Take the test solution under "2.6", inject 5μL at 0, 4, 8, 12, 16, 20, 24h, record the peak area, and the RSD of the peak area is 0.9%, indicating that the test solution is in 24h Both are stable inside.

  2.8 Recovery rate test

  Accurately weigh an appropriate amount of a sample with a known content of 1.6%, and accurately add 15ml of the emodin reference substance stock solution respectively, and determine according to the above method to calculate the sample recovery rate.

  2.9 Sample measurement

   Take Polygonum cuspidatum medicinal material and determine the content of emodin in the sample according to the above method. The results are shown in Table 2. The reference substance solution and the test substance solution were injected into sva respectively. According to this method, the sample and the reference substance have a corresponding chromatographic peak at the same retention time position.

  3 Discussion

Take the emodin reference substance solution and scan in the wavelength range of 200-400nm. The results show that there are maximum absorption peaks at 219nm, 254nm, and 292nm. Since the absorbance at 254nm is strong and is not interfered by solvent peaks, 254nm is selected As the measurement of the absorption wavelength, it is consistent with the provisions of the "Chinese Pharmacopoeia".

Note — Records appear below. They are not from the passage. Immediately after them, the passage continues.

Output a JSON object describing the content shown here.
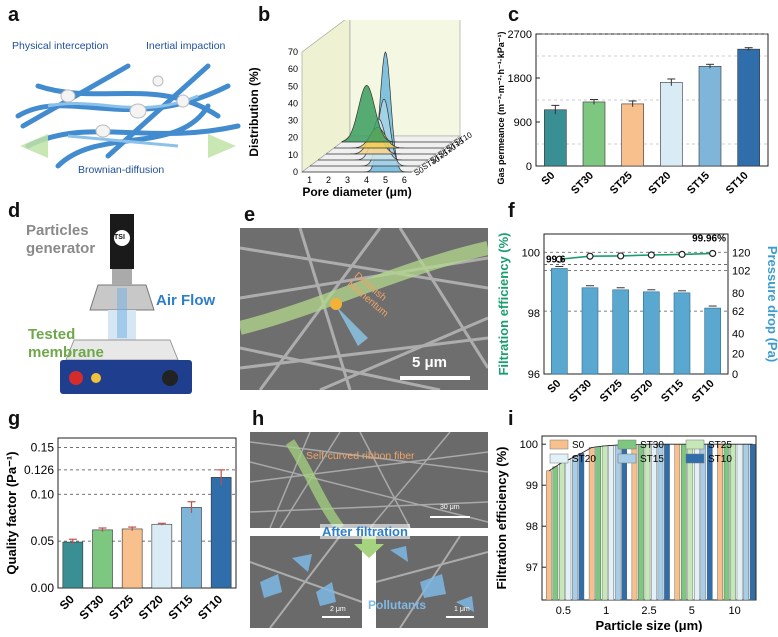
{
  "panel_labels": {
    "a": "a",
    "b": "b",
    "c": "c",
    "d": "d",
    "e": "e",
    "f": "f",
    "g": "g",
    "h": "h",
    "i": "i"
  },
  "panel_a": {
    "physical": "Physical interception",
    "inertial": "Inertial impaction",
    "brownian": "Brownian-diffusion"
  },
  "panel_d": {
    "generator": "Particles\ngenerator",
    "airflow": "Air Flow",
    "tested": "Tested\nmembrane",
    "logo": "TSI"
  },
  "panel_e": {
    "scalebar": "5 μm",
    "annotation": "Diminish\nMomentum"
  },
  "panel_h": {
    "ribbon": "Self-curved ribbon fiber",
    "after": "After filtration",
    "pollutants": "Pollutants",
    "scale_top": "30 μm",
    "scale_left": "2 μm",
    "scale_right": "1 μm"
  },
  "colors": {
    "S0": "#3a8f94",
    "ST30": "#7ec780",
    "ST25": "#f7c08c",
    "ST20": "#d9ecf5",
    "ST15": "#7fb5d9",
    "ST10": "#2f6eaa",
    "green_line": "#1a9e6e",
    "bar_f": "#5aa7cf"
  },
  "chart_data": [
    {
      "id": "b",
      "type": "area",
      "xlabel": "Pore diameter (μm)",
      "ylabel": "Distribution (%)",
      "x_ticks": [
        "1",
        "2",
        "3",
        "4",
        "5",
        "6"
      ],
      "y_ticks": [
        "0",
        "10",
        "20",
        "30",
        "40",
        "50",
        "60",
        "70"
      ],
      "series_labels": [
        "ST10",
        "ST15",
        "ST20",
        "ST25",
        "ST30",
        "S0"
      ],
      "series": [
        {
          "name": "S0",
          "peak_x": 1.9,
          "peak_y": 33
        },
        {
          "name": "ST30",
          "peak_x": 2.9,
          "peak_y": 12
        },
        {
          "name": "ST25",
          "peak_x": 3.2,
          "peak_y": 14
        },
        {
          "name": "ST20",
          "peak_x": 3.8,
          "peak_y": 24
        },
        {
          "name": "ST15",
          "peak_x": 4.5,
          "peak_y": 39
        },
        {
          "name": "ST10",
          "peak_x": 5.0,
          "peak_y": 70
        }
      ]
    },
    {
      "id": "c",
      "type": "bar",
      "categories": [
        "S0",
        "ST30",
        "ST25",
        "ST20",
        "ST15",
        "ST10"
      ],
      "values": [
        1150,
        1310,
        1270,
        1710,
        2040,
        2390
      ],
      "errors": [
        90,
        50,
        60,
        70,
        40,
        30
      ],
      "ylabel": "Gas permeance (m⁻³·m⁻²·h⁻¹·kPa⁻¹)",
      "ylim": [
        0,
        2700
      ],
      "y_ticks": [
        "0",
        "900",
        "1800",
        "2700"
      ]
    },
    {
      "id": "f",
      "type": "bar",
      "categories": [
        "S0",
        "ST30",
        "ST25",
        "ST20",
        "ST15",
        "ST10"
      ],
      "pressure_values": [
        104,
        85,
        83,
        81,
        80,
        65
      ],
      "efficiency_values": [
        99.77,
        99.87,
        99.88,
        99.91,
        99.93,
        99.96
      ],
      "ylabel_left": "Filtration efficiency (%)",
      "ylabel_right": "Pressure drop (Pa)",
      "left_ticks": [
        "96",
        "98",
        "100"
      ],
      "right_ticks": [
        "0",
        "20",
        "40",
        "62",
        "80",
        "102",
        "120"
      ],
      "ref_lines_left": [
        99.6
      ],
      "ref_lines_right": [
        62,
        102
      ],
      "annotation_top": "99.96%",
      "annotation_ref": "99.6",
      "ylim_left": [
        96,
        100.6
      ],
      "ylim_right": [
        0,
        138
      ]
    },
    {
      "id": "g",
      "type": "bar",
      "categories": [
        "S0",
        "ST30",
        "ST25",
        "ST20",
        "ST15",
        "ST10"
      ],
      "values": [
        0.049,
        0.062,
        0.063,
        0.068,
        0.086,
        0.118
      ],
      "errors": [
        0.003,
        0.002,
        0.002,
        0.001,
        0.006,
        0.008
      ],
      "ylabel": "Quality factor (Pa⁻¹)",
      "y_ticks": [
        "0.00",
        "0.05",
        "0.10",
        "0.126",
        "0.15"
      ],
      "ref_lines": [
        0.05,
        0.1,
        0.126,
        0.15
      ],
      "ylim": [
        0,
        0.16
      ]
    },
    {
      "id": "i",
      "type": "bar",
      "categories": [
        "0.5",
        "1",
        "2.5",
        "5",
        "10"
      ],
      "series_names": [
        "S0",
        "ST30",
        "ST25",
        "ST20",
        "ST15",
        "ST10"
      ],
      "values": [
        [
          99.35,
          99.92,
          99.99,
          100,
          100
        ],
        [
          99.45,
          99.94,
          99.99,
          100,
          100
        ],
        [
          99.55,
          99.96,
          100,
          100,
          100
        ],
        [
          99.62,
          99.97,
          100,
          100,
          100
        ],
        [
          99.7,
          99.98,
          100,
          100,
          100
        ],
        [
          99.78,
          99.99,
          100,
          100,
          100
        ]
      ],
      "xlabel": "Particle size (μm)",
      "ylabel": "Filtration efficiency (%)",
      "y_ticks": [
        "97",
        "98",
        "99",
        "100"
      ],
      "ylim": [
        96.2,
        100.2
      ]
    }
  ]
}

  Experiments have shown that after this product is hydrolyzed and then extracted with chloroform 4 times, the emodin has been basically extracted completely.

  From the test results of linearity, recovery, reproducibility, solution stability, etc., it can be seen that the HPLC method to determine the content of emodin in Polygonum cuspidatum has high accuracy, good reproducibility, and simple and fast operation.